Rig moved away from Maldred and Fiona, edged closer to the bog, which spread to the west as far as he could see in the torchlight. "Damn. Took my glaive, some faerie or little elf, maybe whatever made it rain snakes. Maybe it rained snakes so the little demon could make off with my weapon. My very magical weapon. Better have your ogre friends look around the camp and see if anything else is missing. See if they can spot my glaive."
He tested the ground at the edge of the bog, his boot sinking deep.
"You're not going after the weapon," Fiona stated. "It's too dangerous."
It might not be too dangerous if you came with me, he mused. He almost said it aloud, but he didn't need to. She must have picked up on what he was thinking.
"If the circumstances were different," she began, "if we weren't going to Takar to ransom my brother, we'd all go with you and help you find the glaive. But a weapon isn't worth…"
A wave of his hand dismissed the rest of her words. A frown was etched deep in the mariner's face. He treasured weapons, had ever since he was a youth and stole aboard a ship to escape an unfortunate home life. The glaive he'd been toting around was remarkably enchanted, and he prized it above all the others he had strapped to him. An artifact, Palin Majere had called it, from a very long ago time. It had been given to Dhamon Grimwulf by a bronze dragon, discarded after Dhamon had nearly killed his friends with it-including the mariner. Rig was quick to snatch it up. It parted metal like it was parchment.
"Took my glaive," he repeated. "Now how am I gonna get it back?"
Dhamon persisted in examining the footprints as he listened to the mariner continue to grumble. For a brief moment he considered asking Wyrmsbane where the glaive was. But he quickly discarded the notion, not wanting to do any favors for the mariner. He would save the magic of Tanis's sword for his own questions, which might, tomorrow morning, involve these small footprints that troubled him.
"Too dark," Dhamon said, finally giving up on the footprints. He rejoined the ogres, seeking out Mulok and sharing some more of the bitter drink, then he began examining the ogre corpses.
Fiona backed away from the shaggybark and Rig, and instructed her charges, via Maldred, to search through the dead ogres' belongings. "Just in case other things are missing," she said. "Make sure they gather any rations they find."
Mulok and the other ogres busied themselves stacking their dead comrades around the base of a cypress tree. It wasn't practical to bury them here, or to burn them. Maldred said they'd be left for carrion-after they were first stripped of any weapons and armor that could be used.
Rig noticed Dhamon pluck a large silver ring off the hand of one corpse and stuff it in his pocket.
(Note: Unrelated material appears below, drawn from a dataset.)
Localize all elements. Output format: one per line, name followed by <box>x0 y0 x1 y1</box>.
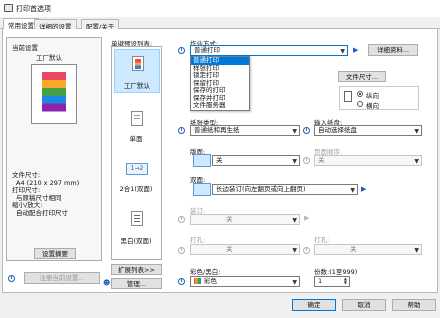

He watched him take a silver bracer off the arm of another and slip it in his pouch, then move on, pretending to be interested in the lianas. The mariner was disgusted, shaking his head and wishing ardently that he'd never crossed paths with Dhamon Grimwulf, and that the Solamnic Knights had agreed to this ransom. They could've done it for Fiona, who had dedicated her life to the Order. It would have saved Fiona and him time-weeks. They wouldn't have had to struggle across the length of the Kalkhists following Dhamon and Maldred, and they wouldn't have gone to the village of goatherders on an errand for the arrogant ogre chieftain.